Compton has taken a licking and keeps on ticking |

Compton has taken a licking and keeps on ticking

Darrell Moody

RENO – Erik Compton has gone through more in his first 30 years on this planet than most people go through in a lifetime.

At age 9, Compton was told he had an illness called cardiomyopathy, which happens when the heart muscle is inflamed and unable to pump as hard as it should. It has led to not one, but two heart transplants.

“Well I was very upset with the fact that I wasn’t going to be able to play sports again,” said Compton, who received a sponsor’s exemption to play in the 12th annual Reno-Tahoe Open, which starts today at Montreux Country Club. “I had a rush of news all at the same time, so it was devastating for me and my family. It was probably hard for me to grasp at 9 years old.

“When they tell you that you’re eventually going to have a heart procedure, you’re scared to death because you are a young kid. Between the ages of 9 and 12 were tough because I wasn’t able to do things that I wanted to do, which was running around and doing things normal kids are doing.”

Three years later, he received a heart transplant, receiving the heart from a 15-year-old girl named Jannine, who was killed by a drunk driver. The procedure took place in Miami.

Jannine’s heart lasted approximately 16 years. In 2007, Compton suffered a heart attack, which meant he needed another heart because Jannine’s was finally being rejected by his body.

When Compton suffered the heart attack he was in the hospital because he didn’t feel well.
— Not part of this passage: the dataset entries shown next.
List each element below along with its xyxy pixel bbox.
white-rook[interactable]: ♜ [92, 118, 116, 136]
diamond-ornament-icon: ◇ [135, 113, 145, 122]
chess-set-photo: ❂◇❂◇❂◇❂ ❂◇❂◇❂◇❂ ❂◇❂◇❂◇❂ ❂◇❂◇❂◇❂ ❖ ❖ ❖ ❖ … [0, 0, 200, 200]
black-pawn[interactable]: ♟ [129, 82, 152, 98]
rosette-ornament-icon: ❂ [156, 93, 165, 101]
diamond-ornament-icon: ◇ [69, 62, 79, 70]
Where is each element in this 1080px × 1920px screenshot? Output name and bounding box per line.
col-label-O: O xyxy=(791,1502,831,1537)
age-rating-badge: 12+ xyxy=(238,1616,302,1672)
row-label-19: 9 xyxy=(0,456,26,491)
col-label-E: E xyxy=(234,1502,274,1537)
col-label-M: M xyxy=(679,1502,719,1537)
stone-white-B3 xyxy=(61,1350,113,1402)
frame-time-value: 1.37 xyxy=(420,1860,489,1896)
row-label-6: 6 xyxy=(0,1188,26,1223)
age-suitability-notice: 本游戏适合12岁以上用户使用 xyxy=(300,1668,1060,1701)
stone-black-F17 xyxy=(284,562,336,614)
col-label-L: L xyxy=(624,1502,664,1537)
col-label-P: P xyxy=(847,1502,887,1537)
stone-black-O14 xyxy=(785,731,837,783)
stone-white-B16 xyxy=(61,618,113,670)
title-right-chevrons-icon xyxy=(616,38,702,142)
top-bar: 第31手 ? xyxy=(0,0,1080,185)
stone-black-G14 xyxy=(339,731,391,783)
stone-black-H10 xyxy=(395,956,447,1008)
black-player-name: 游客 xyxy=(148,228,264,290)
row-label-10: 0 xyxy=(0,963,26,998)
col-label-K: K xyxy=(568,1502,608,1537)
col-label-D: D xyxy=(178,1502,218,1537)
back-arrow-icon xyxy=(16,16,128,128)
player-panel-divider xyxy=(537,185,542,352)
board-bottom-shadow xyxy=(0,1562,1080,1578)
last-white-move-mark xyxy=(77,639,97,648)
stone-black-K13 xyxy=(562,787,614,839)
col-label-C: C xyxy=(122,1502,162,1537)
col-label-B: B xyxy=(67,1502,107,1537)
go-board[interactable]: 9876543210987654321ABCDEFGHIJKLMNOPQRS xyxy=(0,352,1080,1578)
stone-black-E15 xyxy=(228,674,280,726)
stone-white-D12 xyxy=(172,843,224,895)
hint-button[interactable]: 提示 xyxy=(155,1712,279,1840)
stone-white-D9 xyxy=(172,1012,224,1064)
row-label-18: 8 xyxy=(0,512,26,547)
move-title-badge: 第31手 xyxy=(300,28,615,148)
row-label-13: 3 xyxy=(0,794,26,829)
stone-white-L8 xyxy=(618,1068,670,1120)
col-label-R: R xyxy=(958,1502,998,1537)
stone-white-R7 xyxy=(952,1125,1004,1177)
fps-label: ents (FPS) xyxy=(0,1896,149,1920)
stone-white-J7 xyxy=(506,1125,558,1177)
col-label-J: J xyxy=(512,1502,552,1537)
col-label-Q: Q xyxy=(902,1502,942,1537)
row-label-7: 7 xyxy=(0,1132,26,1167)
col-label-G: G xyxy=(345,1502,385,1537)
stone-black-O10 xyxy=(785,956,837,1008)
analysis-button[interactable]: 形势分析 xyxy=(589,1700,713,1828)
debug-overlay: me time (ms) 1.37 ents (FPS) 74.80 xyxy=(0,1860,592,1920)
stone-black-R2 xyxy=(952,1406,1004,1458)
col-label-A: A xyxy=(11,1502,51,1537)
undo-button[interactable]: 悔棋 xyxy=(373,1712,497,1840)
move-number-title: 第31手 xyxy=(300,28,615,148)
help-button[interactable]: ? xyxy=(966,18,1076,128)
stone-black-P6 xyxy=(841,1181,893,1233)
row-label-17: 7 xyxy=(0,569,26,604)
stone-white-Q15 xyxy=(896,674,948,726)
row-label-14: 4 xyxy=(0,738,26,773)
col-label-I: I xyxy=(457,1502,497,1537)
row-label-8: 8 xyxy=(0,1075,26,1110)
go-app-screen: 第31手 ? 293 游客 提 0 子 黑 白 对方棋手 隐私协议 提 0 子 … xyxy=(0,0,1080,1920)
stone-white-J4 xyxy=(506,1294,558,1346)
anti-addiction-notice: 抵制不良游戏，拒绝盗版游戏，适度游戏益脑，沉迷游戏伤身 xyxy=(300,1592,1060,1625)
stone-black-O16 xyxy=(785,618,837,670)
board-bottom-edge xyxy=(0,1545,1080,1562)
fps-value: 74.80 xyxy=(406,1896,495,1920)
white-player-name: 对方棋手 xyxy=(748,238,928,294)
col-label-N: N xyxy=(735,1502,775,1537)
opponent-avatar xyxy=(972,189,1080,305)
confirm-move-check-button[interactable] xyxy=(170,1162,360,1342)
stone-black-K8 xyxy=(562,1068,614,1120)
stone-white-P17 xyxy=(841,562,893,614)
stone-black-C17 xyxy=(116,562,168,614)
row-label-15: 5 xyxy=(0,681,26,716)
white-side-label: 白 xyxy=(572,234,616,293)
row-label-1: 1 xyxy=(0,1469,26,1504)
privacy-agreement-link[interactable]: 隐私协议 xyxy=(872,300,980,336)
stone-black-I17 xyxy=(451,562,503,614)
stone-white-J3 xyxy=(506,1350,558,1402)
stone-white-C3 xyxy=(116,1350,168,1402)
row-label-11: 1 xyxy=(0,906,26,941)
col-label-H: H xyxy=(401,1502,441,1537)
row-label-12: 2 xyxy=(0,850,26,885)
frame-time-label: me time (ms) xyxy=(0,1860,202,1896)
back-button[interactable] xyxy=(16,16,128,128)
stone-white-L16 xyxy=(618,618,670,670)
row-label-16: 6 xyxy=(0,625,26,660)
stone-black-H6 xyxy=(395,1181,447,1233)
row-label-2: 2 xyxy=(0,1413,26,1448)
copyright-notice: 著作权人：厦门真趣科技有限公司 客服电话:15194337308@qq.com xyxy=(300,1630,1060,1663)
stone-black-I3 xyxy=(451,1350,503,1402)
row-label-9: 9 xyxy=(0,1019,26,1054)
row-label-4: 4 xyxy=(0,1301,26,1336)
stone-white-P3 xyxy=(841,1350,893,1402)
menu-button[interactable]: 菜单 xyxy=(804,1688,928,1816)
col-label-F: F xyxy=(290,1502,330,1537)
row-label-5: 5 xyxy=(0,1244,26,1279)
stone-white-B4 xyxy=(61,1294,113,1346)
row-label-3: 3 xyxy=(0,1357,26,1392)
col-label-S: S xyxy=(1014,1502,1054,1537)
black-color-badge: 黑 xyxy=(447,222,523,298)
If he hadn’t have been in the hospital at the time, he might not be with us today.

“That was a sign,” Compton said. “I couldn’t breathe and I was having a lot of pain. Signs are different for different people. I was lucky enough to survive that and get retransplanted. It’s one thing to have a heart attack; to have one with a transplant. It’s not something that most people survive. Had I not had the heart attack I might not have been retransplanted.

“Your body is eventually going to reject the tissues. That’s the biggest obstacle transplant recipients deal with. It has to do with the fact that it’s not my native organ, so for mine to last 16 years, but they do run into problems. Getting a new engine is critical.”

Compton’s current heart came from a young man named Isaac, who played volleyball at the University of Dayton. He was killed by a hit-and-run driver. Certainly the second transplant was easier to take.

“It’s a little bit easier when you are older,” Compton said. “I knew there might be a time in my life where I might get retransplanted. I was always in denial about it, thinking I could have that first transplant for the rest of my life.”

His career took a turn for the better this past March when he tied for 30th at the Arnold Palmer Invitational, earning him $33,420, his largest paycheck of the season.

Approximately nine weeks later, after shooting an 82 at the Memorial, Compton attempted to qualify for the U.S. Open. He needed just to two-putt from 30 feet to secure a spot. Instead, he three-putted and had to go into a playoff. He finally secured his spot on the third extra hole.

Compton shot 77 and 81, missing the cut at Pebble Beach. Network television aired a lengthy feature on him during the Open, chronicling his health struggles.

Compton doesn’t get tired of talking about his plight. He feels he can help recipients and donor families alike.

“We’re trying to find a way to make a better life with transplants,” Compton said. “It’s going to continue to go on. So if I can talk about my story and things that I do, it can help others.

“A lot of people still don’t believe that organ transplants work. It’s affecting a lot of people. If I can get my message out, and my message is more than about the game of golf; playing golf. Obviously the transplants are what people are going to remember about me whenever I move on.”

With Montreux being such a hilly course, you wonder how well Compton will hold up this week. He’s played nine holes a day since arriving over the weekend. He’ll get a look at the whole course today.

“This is just like any other event where I have to walk up hills,” he said. “Muirfield has some big hills. We were in Mexico a few weeks ago, and that was pretty hilly, too. I’ll be trying to get through the course like anybody else does. Obviously it’s a bit more challenging for somebody who has heart issues, but I embrace the challenge and look forward to seeing and testing my skills against a tough curse like this.”

Compton tees it up at 8:48 a.m. Hopefully there will be a decent gallery on hand to cheer him on. If anybody deserves some support, it’s Compton.